Ich geb’s zu: Der Titel hatte mich sofort erwischt. Ein Buch mit so einem Titel kann doch eigentlich gar nicht schlecht sein, oder?
Mackenzi Lees Buch ist allerdings schon eine Fortsetzung – sie ist zwar in sich halbwegs abgeschlossen, aber viele der Charaktere tauchen bereits im vorigen Buch auf, das den Titel “The Gentlemen’s Guide to Virtue and Vice” trägt. Beide Bücher spielen Anfang des 18. Jahrhunderts in Europa. Sie erzählen die Geschichte der Geschwister Montague. Der älteste Sohn Monty ist die Hauptperson des ersten Bands und ist wohl am besten als “rascal” zu beschreiben. Er ist genau der Sohn eines Adligen, der in klassischen englischen Romanen als Schreckgespenst auftaucht (wie etwa Louis Scatcherd in Trollopes “Dr. Thorne”) – trinkfreudig bis hin zum Alkoholismus, mit ständigen Affären und keinem Sinn für die Geschäfte eines englischen Lords. Im Laufe des Buches wird allerdings schnell klar, dass sein verhalten durchaus Gründe hat – Monty ist homosexuell, in seinen (zu allem Unglück auch noch dunkelhäutigen) Freund Percy verliebt und wird von seinem Vater massiv schikaniert. (Trotzdem dauerte es bis zum Ende des Buchs, das er mir halbwegs sympatisch wurde.) Im “Gentlemen’s Guide” geht es um seine turbulente und chaotische Reise durch Europa (gemeinsam mit Percy und Felicity), um alchemistische Schätze, Piraten, eine versinkende Insel und vieles mehr.

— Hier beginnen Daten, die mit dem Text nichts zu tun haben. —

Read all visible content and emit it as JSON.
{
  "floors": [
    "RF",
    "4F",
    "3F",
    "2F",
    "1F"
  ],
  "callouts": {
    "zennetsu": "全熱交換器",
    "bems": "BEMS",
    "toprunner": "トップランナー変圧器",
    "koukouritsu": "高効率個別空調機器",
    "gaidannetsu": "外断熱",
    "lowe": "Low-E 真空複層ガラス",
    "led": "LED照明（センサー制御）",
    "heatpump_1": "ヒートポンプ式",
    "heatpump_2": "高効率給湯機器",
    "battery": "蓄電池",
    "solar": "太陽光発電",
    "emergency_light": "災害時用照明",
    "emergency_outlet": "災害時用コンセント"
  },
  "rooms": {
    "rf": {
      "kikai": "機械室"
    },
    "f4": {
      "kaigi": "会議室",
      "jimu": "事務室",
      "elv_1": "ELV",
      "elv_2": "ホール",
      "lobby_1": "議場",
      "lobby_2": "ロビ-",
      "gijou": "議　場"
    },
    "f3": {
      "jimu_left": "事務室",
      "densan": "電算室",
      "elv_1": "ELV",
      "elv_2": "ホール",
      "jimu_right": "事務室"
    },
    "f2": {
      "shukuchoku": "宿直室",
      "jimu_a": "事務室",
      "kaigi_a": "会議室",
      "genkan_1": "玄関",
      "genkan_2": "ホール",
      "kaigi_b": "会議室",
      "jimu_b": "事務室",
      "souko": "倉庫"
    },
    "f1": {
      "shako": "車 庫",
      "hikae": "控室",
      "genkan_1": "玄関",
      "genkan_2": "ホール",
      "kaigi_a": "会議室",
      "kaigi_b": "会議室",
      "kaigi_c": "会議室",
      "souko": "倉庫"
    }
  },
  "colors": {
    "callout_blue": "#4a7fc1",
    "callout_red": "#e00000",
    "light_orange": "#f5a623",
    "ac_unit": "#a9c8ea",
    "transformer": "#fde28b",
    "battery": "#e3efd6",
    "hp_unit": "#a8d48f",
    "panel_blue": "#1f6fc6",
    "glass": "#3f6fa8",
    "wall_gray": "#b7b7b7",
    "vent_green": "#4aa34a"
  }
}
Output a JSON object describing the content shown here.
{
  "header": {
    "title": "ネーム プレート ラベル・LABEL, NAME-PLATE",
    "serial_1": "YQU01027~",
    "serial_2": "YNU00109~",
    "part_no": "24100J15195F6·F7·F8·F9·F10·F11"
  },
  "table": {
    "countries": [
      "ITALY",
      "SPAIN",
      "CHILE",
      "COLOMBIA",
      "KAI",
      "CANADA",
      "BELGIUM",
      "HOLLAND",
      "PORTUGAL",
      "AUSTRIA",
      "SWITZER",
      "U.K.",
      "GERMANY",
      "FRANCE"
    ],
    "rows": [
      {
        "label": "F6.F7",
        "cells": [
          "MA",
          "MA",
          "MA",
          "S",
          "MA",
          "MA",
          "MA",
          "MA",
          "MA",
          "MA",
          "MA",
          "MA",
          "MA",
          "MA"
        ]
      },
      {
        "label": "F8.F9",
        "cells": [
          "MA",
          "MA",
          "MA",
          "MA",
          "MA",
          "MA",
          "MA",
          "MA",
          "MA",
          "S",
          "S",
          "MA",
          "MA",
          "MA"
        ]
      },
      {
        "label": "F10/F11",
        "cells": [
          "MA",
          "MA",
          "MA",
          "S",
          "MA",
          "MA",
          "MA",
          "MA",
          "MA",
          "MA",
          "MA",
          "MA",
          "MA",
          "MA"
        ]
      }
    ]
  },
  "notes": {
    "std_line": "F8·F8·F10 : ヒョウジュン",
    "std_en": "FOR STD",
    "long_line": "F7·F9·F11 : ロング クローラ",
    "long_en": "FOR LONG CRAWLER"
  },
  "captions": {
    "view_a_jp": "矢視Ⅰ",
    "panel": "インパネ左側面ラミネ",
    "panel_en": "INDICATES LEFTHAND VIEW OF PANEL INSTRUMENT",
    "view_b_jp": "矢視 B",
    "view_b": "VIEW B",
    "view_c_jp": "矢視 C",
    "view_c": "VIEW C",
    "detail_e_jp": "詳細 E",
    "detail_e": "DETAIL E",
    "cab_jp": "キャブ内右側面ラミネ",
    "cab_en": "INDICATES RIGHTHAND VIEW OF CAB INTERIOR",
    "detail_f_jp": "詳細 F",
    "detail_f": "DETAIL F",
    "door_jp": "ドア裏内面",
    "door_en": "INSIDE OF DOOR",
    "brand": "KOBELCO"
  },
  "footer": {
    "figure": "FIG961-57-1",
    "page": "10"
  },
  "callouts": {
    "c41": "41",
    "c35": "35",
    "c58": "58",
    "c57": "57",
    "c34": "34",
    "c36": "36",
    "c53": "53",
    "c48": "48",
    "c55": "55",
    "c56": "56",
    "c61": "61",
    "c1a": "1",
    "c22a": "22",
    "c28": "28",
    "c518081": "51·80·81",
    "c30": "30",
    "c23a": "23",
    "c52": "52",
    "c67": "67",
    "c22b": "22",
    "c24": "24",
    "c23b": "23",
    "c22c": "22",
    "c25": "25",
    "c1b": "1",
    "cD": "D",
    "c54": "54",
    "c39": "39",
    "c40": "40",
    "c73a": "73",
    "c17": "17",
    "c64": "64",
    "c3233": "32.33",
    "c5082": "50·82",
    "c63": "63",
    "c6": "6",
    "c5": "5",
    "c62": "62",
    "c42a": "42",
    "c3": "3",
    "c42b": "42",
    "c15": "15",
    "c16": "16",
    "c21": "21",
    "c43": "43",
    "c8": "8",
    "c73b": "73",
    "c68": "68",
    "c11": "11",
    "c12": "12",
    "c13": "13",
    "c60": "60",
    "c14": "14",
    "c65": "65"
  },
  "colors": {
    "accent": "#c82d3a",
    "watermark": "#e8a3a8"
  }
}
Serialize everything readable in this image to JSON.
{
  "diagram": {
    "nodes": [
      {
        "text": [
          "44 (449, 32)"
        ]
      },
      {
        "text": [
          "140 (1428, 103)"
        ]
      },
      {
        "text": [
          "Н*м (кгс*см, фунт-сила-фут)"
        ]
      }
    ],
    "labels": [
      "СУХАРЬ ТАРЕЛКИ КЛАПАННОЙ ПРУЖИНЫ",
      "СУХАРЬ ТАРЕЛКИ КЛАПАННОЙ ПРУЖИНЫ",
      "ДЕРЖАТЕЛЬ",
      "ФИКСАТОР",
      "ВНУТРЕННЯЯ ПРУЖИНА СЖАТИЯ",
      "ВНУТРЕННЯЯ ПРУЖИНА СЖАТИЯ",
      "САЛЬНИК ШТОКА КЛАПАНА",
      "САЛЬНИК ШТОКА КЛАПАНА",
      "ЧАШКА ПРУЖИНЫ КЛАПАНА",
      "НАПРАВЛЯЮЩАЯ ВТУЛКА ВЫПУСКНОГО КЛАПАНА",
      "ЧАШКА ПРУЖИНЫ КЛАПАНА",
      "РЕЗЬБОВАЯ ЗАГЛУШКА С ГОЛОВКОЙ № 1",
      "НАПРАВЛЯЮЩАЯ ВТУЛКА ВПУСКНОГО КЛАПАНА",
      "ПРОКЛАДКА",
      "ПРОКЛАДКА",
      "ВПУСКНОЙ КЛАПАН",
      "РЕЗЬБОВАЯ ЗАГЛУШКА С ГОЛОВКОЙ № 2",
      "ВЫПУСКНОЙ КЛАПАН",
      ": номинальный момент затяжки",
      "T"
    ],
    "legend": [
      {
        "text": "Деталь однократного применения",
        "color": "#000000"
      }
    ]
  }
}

Der “Lady’s Guide” ist dann Felicitys Geschichte: Sie will Ärztin werden, verschlingt alles an medizinischer Literatur, was ihr in die Finger kommt (das leistet ihr schon im ersten Band gute Dienste) und würde gern an einer Universität studieren – im England des 18. Jahrhunderts für eine Frau natürlich undenkbar. Sie bekommt die Chance, ihr medizinisches Idol aufzusuchen und hofft, dass sie sich ihm auf einer Expedition anschließen kann. Dazu muss sie erstmal in ein deutsches Städtchen namens “Stuttgart” reisen, wo sie (begleitet von der etwas geheimnisvollen Sim) ihre alte Jugendfreundin Johanna wiedertrifft, die mit Platt verlobt ist. Und dort überschlagen sich die Ereignisse, Johanna brennt in der Nacht vor der Hochzeit plötzlich nach Zürich durch während Sim irgendwelche dunklen Pläne verfolgt. Viel dunkler sind allerdings die Pläne einer ganz anderen Person, aber ich will euch ja nicht spoilern. Auch in diesem Buch entspinnt sich eine wilde Hetzjagd durch die Welt, die schließlich irgendwo auf einer Insel im Atlantik endet und in der nicht nur (wie im Titel versprochen) Piraten, sondern auch ein Petticoat eine ziemlich wichtige Rolle spielen.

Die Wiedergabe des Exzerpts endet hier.